Советские и монгольские воины показали в этих боях чудеса храбрости и верности долгу. Многие наши соединения прославились мужеством и героизмом. Отважно сражались 11-я танковая бригада комбрига Яковлева, погибшего смертью героя, авиационные части дважды Героя Советского Союза Кравченко, 24-й мотострелковый полк, которым командовал полковник Федюнинский (ныне генерал армии), 149-й мотострелковый полк майора Ремизова. Родина щедро наградила героев. Многие получили звание Героя Советского Союза, в том числе и Иван Иванович Федюнинский.

* * *

Осенью меня снова вызвали в Москву. Ехал с чувством неудовлетворенности. Не оправдал я надежд О. И. Городовикова и никакого капитального труда, обобщающего опыт боевых действий конницы на Халхин-Голе, не создал. Материала для этого не было: ничего нового мы не увидели. Пришлось ограничиться простым отчетом. 

Что сейчас меня ожидает в Москве? Новая командировка?

Принял меня Е. А. Щаденко — начальник Главного управления кадров. Он знал меня еще по академии (был у нас комиссаром). На мандатной комиссии при приеме в академию я рассказал о том, как меня воспитывал комиссар Крымских кавкурсов Бабич. Слушая, все улыбались, а Щаденко откровенно хохотал, похлопывая от удовольствия руками по столу. И сейчас он встретил меня как старого знакомого. Оглядел с головы до ног, широко улыбнулся. Но сразу же озадачил:

— А у тебя как тут, не булькает? — И ткнул пальцем себе в лоб.

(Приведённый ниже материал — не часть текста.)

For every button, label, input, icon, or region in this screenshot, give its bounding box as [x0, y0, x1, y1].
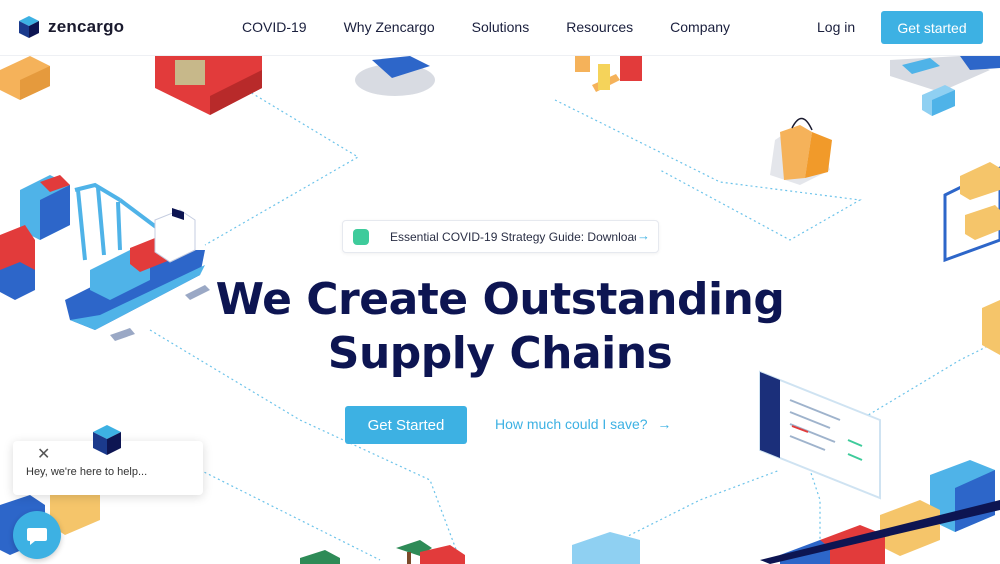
arrow-right-icon: →	[637, 228, 650, 243]
login-link[interactable]: Log in	[817, 19, 855, 35]
close-icon[interactable]: ✕	[37, 447, 50, 463]
main-nav: COVID-19 Why Zencargo Solutions Resource…	[242, 19, 767, 35]
savings-link[interactable]: How much could I save? →	[495, 416, 671, 432]
chat-avatar-cube-icon	[93, 425, 121, 455]
chat-icon	[27, 528, 47, 545]
logo-cube-icon	[19, 16, 39, 38]
chat-bubble-icon	[353, 229, 369, 245]
hero-title-line2: Supply Chains	[327, 328, 673, 379]
chat-launcher-button[interactable]	[13, 511, 61, 559]
logo[interactable]: zencargo	[18, 15, 124, 39]
nav-item-covid[interactable]: COVID-19	[242, 19, 307, 35]
savings-link-label: How much could I save?	[495, 416, 648, 432]
nav-item-solutions[interactable]: Solutions	[472, 19, 530, 35]
get-started-cta-button[interactable]: Get Started	[345, 406, 467, 444]
nav-item-resources[interactable]: Resources	[566, 19, 633, 35]
logo-text: zencargo	[48, 17, 125, 36]
hero-title-line1: We Create Outstanding	[215, 274, 785, 325]
arrow-right-icon: →	[657, 416, 672, 432]
site-header: zencargo COVID-19 Why Zencargo Solutions…	[0, 0, 1000, 56]
chat-message: Hey, we're here to help...	[26, 466, 148, 478]
nav-item-company[interactable]: Company	[670, 19, 730, 35]
announcement-text: Essential COVID-19 Strategy Guide: Downl…	[390, 230, 636, 244]
announcement-banner[interactable]: Essential COVID-19 Strategy Guide: Downl…	[342, 220, 659, 253]
hero-title: We Create Outstanding Supply Chains	[150, 273, 850, 381]
get-started-button[interactable]: Get started	[881, 11, 983, 44]
nav-item-why-zencargo[interactable]: Why Zencargo	[344, 19, 435, 35]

— Я вас не понимаю, Ефим Афанасьевич.

— Да вот только перед тобой я одному товарищу кавалеристу объясняю, зачем и для чего он вызван, а он мне говорит: «Не губите, дайте помереть в коннице, да и с головой у меня что-то неладно. Булькает что-то». Что с таким поделаешь? Отправил его с богом. Вот почему и спрашиваю: может, и у тебя булькает?

— Ефим Афанасьевич, убейте меня, ничего не понимаю.

— Да тут и понимать нечего. Надо в авиацию идти. Политбюро ЦК решило укрепить Военно-Воздушные Силы, направив туда крепких общевойсковых командиров. Вот и тебя пошлем в авиацию — порядок наводить.

— Да какой же порядок можно навести, когда сам ничего не смыслишь в этом деле? Я ведь за всю жизнь два-три раза летал на самолете, да и то в качестве пассажира. Не губите, оставьте в коннице!

— Да что вы, сговорились, что ли, заладили: не губите, не губите. Партия этого требует, понял? Или струсил, в голове булькает? Может, мне надо принять на себя роль твоего комиссара Бабича? Так тебе сейчас не шестнадцать!

— Поймите, я полный профан в летном деле.